MCC is correct, there's no such "optimization" for a specific processor. They simply use the processor in the family (whether it's the core 2 duo in the 13 inch or the core i5 in the larger ones) that meets a price/performance ratio that will sell. In the future, prices will drop on processors, invariably. While it's being mentioned, the slight processor speed increase, and the associated cost, of a Macbook upgrade is not worth it. For example, the 15 inch has a $400 upgrade to go from a 2.4 ghz/320gb hdd to 2.66 ghz/500gb hdd. The speed difference means that, if you were to run a two hour long processor-intensive process, you would save about 6 minutes with the faster processor. In a year or so though, there will be a much faster/ more efficient processor that simply plugs into the same socket. Take that $400 and buy yourself something nice.
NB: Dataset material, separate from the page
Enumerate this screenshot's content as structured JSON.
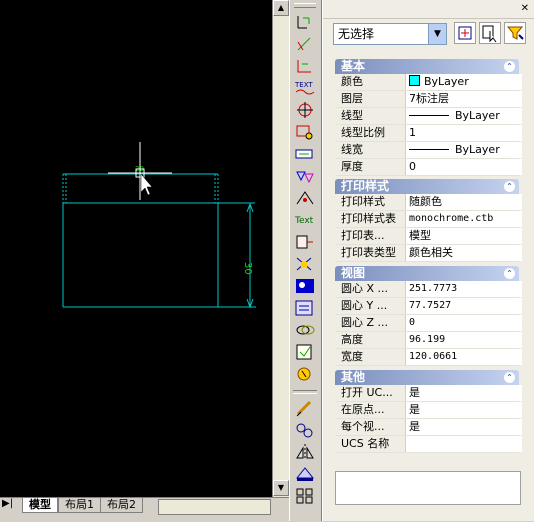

Upgrading to a 500gb hard drive is simple in the future, and user-replaced hard drives don't void the warranty for opening up the computer. In my white plastic Macbook, I waited until I had actually started using a significant amount of hard drive space, and then bought myself a 7200 rpm drive. I bought an external hard drive with firewire and usb, and used the firewire to connect the old hard drive, installed in the enclosure. The new hard drive will see it as a mac and literally upgrade everything to exactly how you had it. It will be identical to what you had been using, just more space. Then format the old hard drive, and use it for whatever (I formatted it with FAT, so that I can transfer files to friends with PCs, plus I can put movies on the hard drive that the xbox can read).
Regardless, this is threadjacking to the OP. Get a Mac if you want, but if it's your only computer, I'd recommend a solid PC laptop that is more futureproof. Then again, Macs hold their value enough to sell to the Apple-loving idiots that still pay 70% of a used products value, 3 years after it's released.